Kellogg fellows (l-r) Kyle Kysela, Dylan Gilbert, Dylan Otterbein, Mark Balderson, and Kate Hamilton

MIDDLEBURY, Vt. – Middlebury College has announced the selection of eight students for a new undergraduate fellowship program designed to support seniors engaged in research in the humanities.

The first group of Kellogg Fellows includes a rising senior researching violence and feminine identity in modern performance art and a senior Feb studying how speakers of Portuguese in a southern Brazilian city use of the second-person pronoun.

Recipients of Kellogg Fellowships receive $5,000 to support their travel and research, which can be conducted during the summer and/or during the academic year.

The Kellogg Fellowship program at Middlebury College was established in 2014 in honor of Michael Kellogg, the husband of Lucy Pugh ’79 and father of Baird Kellogg ’10 and Camille Kellogg ’17.

The 2015-16 recipients and the titles of their projects are: Mark Balderston ’15.5, independent scholar in linguistics, “Variation in Second Person Pronoun Use in Florianopolis, Brazil”; Joshua Berlowitz ’16, classics and political science major, “Alliances, Human Nature, and Thucydides”; Benjamin Clark ’16, history major, “Removal, Resistance, and Reconstruction: William Holland Thomas and the Eastern Cherokee Indians”; and Dylan Gilbert ’16, art history and Russian major, “Thousands of Tiny Tesserae: Constructing Heaven in Sicilian Byzantine Mosaics.”

Also, Kate Hamilton ’15.5, political science major, “Founding Tensions: Liberalism and Communitarianism in the American Political Tradition”; Kyle Kysela ’16, philosophy and economics major, “Finding Ourselves in Others: Skepticism in Wittgenstein and Cavell”; Dylan Faith Otterbein ’16, art history major, “Bodies of Evidence: On Self-Violence and the Feminine Identity in Modern Performance Art”; and Tamir Williams ’16, American studies and French major, “Bette AKA Mammy, Big Momma, Madea or Others Alike: Constructions of an American Stereotype.”

The Kellogg Fellowships “are a wonderful new source of support for undergraduate research in the humanities and related areas of humanistic inquiry,” said Lisa Gates, associate dean for fellowships and research.

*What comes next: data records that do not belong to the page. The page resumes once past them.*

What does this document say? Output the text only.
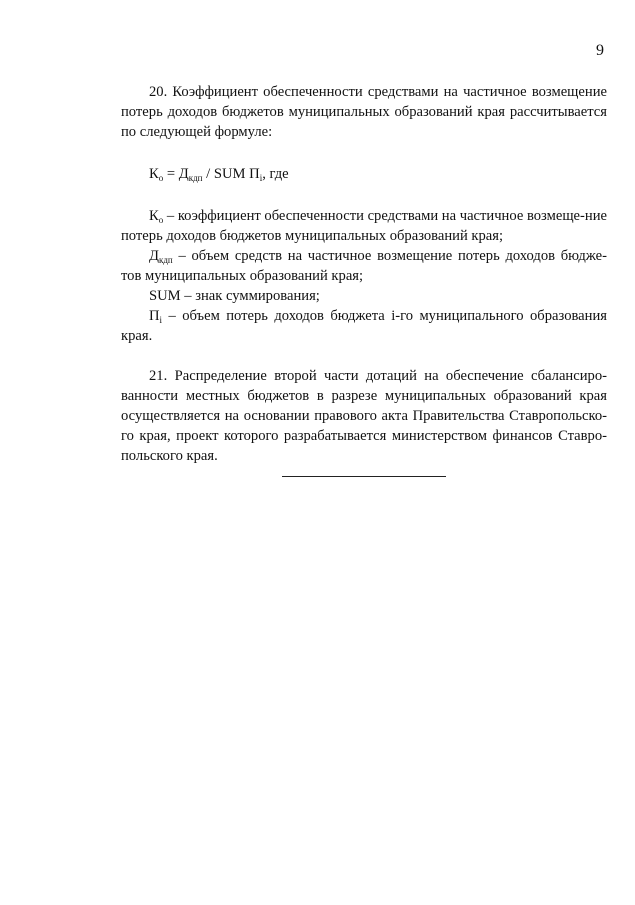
9

20. Коэффициент обеспеченности средствами на частичное возмещение потерь доходов бюджетов муниципальных образований края рассчитывается по следующей формуле:

$К_о = Д_{кдп}$ / SUM $П_i$, где

$К_о$ – коэффициент обеспеченности средствами на частичное возмеще-ние потерь доходов бюджетов муниципальных образований края;

$Д_{кдп}$ – объем средств на частичное возмещение потерь доходов бюдже-тов муниципальных образований края;

SUM – знак суммирования;

$П_i$ – объем потерь доходов бюджета i-го муниципального образования края.

21. Распределение второй части дотаций на обеспечение сбалансиро-ванности местных бюджетов в разрезе муниципальных образований края осуществляется на основании правового акта Правительства Ставропольско-го края, проект которого разрабатывается министерством финансов Ставро-польского края.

To qualify for a Kellogg Fellowship, projects must engage in philosophical inquiry in the humanities and areas of humanistic study, broadly defined, including but not limited to philosophy, religion, classics, history, history of art and architecture, film and media culture studies, languages, American studies, and English and American literatures.